Global, International and Inclusive Education
Globalization has played a key role in shaping societies over the past couple of decades. Still, there is little agreement on its merits and perils and, most importantly, on how it can be best defined. Attempts to provide a broader understanding of this charged concept see globalization as the widening, deepening and speeding up of worldwide interconnectedness in all aspects of contemporary social life, including economic, political, social and cultural spheres, as a result of rapid advances in technology, communication and travel (Giddens, 2000). This interconnectedness offers new possibilities to interact with and learn from culturally-diverse people, as well as to access information in real-time. However, it also brings challenges of unparalleled magnitude. Because we are interconnected (and interdependent), what happens in other parts of the world on a global level affects us on a local level, and vice versa. Hence, climate change, war and conflict, gender and social inequality, poverty and unemployment, and forced migration have all become global problems with consequences for many different countries and communities.
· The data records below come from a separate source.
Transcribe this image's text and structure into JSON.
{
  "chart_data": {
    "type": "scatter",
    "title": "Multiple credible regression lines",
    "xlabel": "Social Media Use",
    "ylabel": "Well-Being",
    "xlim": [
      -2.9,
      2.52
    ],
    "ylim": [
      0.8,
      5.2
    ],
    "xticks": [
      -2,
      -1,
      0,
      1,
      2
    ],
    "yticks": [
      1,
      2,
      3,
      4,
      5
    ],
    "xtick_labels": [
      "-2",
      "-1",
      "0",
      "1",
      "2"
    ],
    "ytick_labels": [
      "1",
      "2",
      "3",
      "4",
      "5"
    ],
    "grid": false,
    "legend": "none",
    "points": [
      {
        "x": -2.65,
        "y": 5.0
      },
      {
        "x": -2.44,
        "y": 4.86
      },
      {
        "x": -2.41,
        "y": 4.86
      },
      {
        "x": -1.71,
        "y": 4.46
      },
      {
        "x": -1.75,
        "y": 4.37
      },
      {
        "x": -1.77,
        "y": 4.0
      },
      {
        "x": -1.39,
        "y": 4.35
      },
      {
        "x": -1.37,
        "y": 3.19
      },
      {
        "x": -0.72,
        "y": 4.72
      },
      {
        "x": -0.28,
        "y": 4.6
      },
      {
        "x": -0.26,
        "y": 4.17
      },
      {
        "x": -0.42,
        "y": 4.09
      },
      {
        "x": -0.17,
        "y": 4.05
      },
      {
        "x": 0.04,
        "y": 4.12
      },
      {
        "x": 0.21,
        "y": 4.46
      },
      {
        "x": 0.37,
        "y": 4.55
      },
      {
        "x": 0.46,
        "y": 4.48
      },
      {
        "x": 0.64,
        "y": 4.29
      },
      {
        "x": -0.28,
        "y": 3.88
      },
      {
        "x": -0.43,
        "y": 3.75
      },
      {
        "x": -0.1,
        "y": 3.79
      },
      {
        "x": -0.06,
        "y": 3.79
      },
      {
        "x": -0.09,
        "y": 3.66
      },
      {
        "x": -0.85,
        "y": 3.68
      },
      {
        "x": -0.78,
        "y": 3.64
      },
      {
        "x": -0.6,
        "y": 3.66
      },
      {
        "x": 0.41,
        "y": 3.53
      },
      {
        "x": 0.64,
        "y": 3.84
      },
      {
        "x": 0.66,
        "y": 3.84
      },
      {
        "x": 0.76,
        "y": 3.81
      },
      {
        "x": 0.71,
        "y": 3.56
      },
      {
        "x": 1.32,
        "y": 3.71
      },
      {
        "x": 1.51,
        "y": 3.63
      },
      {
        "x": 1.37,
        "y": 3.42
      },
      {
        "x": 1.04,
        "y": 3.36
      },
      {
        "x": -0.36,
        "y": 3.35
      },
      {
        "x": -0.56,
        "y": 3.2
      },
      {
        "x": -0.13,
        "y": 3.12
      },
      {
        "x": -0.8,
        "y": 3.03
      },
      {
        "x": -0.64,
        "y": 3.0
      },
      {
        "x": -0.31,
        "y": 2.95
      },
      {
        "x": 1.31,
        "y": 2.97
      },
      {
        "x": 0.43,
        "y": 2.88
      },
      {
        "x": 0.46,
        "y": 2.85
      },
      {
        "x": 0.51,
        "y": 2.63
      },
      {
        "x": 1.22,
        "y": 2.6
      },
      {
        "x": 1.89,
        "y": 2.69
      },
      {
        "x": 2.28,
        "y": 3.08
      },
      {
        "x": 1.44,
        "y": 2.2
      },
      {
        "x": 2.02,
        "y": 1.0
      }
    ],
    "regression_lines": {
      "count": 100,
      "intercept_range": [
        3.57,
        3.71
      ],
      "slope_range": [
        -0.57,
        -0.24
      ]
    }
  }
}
Addressing these global problems requires increasingly complex skills, knowledge and predispositions from people (Banks, 2004), such as critical thinking; communication, negotiation and collaboration skills; knowledge and understanding of global issues and responsibilities; valorization of diversity and commitment to social justice; to name but a few (Oxfam, 2015). This brings out the need for clearer and bolder education goals, as well as more flexible, appropriate and inclusive forms of education.